Askiteia estaba ahora de espaldas, con el peso sobre los codos, concentrada en asfixiar al hombre que ahora creía firmemente que era el centurión enemigo. Por su forma femenina, se dio cuenta de que el que estaba encima de ella era una mujer, pero en un momento de peligro mortal, el sexo del intruso no importaba. Él blandía sus gruesos bíceps como un martillo. Askiteia gritó al ser golpeada en la oreja y se tambaleó hacia atrás, mientras el experimentado soldado se zafaba de sus ataduras.
«¡Qué demonios estás haciendo!»
Se quedó mirando mi cuerpo desnudo y vendado y el rubio brillante de Askiteia, que había sido empujada lejos de él, sonrojada hasta el pecho, buscó a tientas una manta para cubrirse la mitad inferior.
«¡Es una venganza por Tebas, es una venganza por la muerte de mis padres, no sé si matándote saldaré sus cuentas, pero prefiero matarte y morir antes que ser la concubina de un general enemigo!»
«¿Venganza de qué?»
Macaeades miró fijamente a la mujer mientras divagaba.
«Soy una princesa de Tebas, no una esclava, no una almohada en tu cama, insignificante mareano, prefiero que te maten a golpes a que me maten a mí.
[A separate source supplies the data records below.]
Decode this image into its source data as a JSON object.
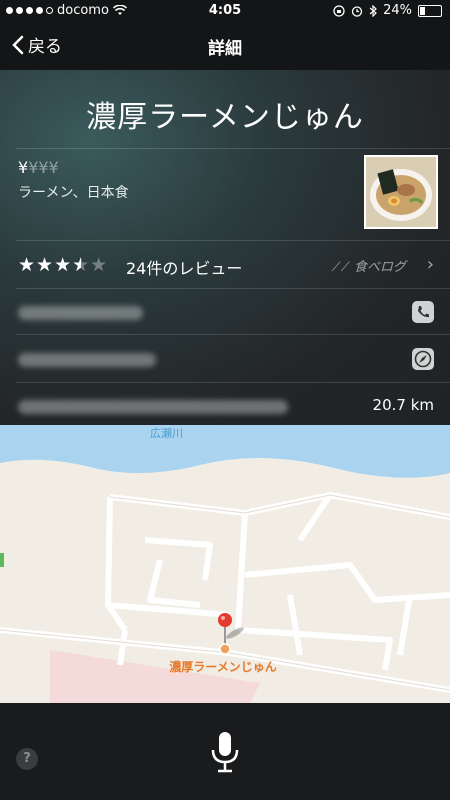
{
  "status": {
    "carrier": "docomo",
    "time": "4:05",
    "battery": "24%",
    "battery_level": 0.24
  },
  "nav": {
    "back_label": "戻る",
    "title": "詳細"
  },
  "place": {
    "name": "濃厚ラーメンじゅん",
    "price_active": "¥",
    "price_inactive": "¥¥¥",
    "categories": "ラーメン、日本食",
    "rating": 3.5,
    "stars_on": "★★★",
    "stars_half": "★",
    "stars_off": "★",
    "reviews": "24件のレビュー",
    "review_source": "食べログ",
    "distance": "20.7 km"
  },
  "map": {
    "river_label": "広瀬川",
    "pin_label": "濃厚ラーメンじゅん"
  },
  "icons": {
    "phone": "phone-icon",
    "safari": "compass-icon",
    "mic": "microphone-icon",
    "help": "?"
  },
  "colors": {
    "pin": "#e33b2e",
    "pin_label": "#e77a2a",
    "river": "#a9d3ef"
  }
}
No me insultes más»
Incluso mientras hablaba, Askiteia continuó su ataque, lanzando almohadas a la cama a medida que las atrapaba. Era un ataque como un murciélago de algodón, Macaeades lo paró con el dorso del brazo. ¿Princesa? Entrecerró los ojos, observando la habitación detrás de ella. ¿Por qué tanta gente se identificaba últimamente como princesas en su presencia, incluso en medio de la guerra?
«Basta de tonterías y cálmate. Tengo algo que decirte que necesitas oír. ¿Qué demonios es este lugar? ¿Hubo alguna vez una casa como ésta cerca de una zona de combate? Si la hubo, es imposible que yo no lo supiera....... En cualquier caso, debo volver al campo de batalla rápidamente....... Quiero decir ¿Dónde está mi espada?»
tartamudeó, tanteando nervioso. Askiteia no entendió en absoluto a qué batalla se refería y se enfureció aún más.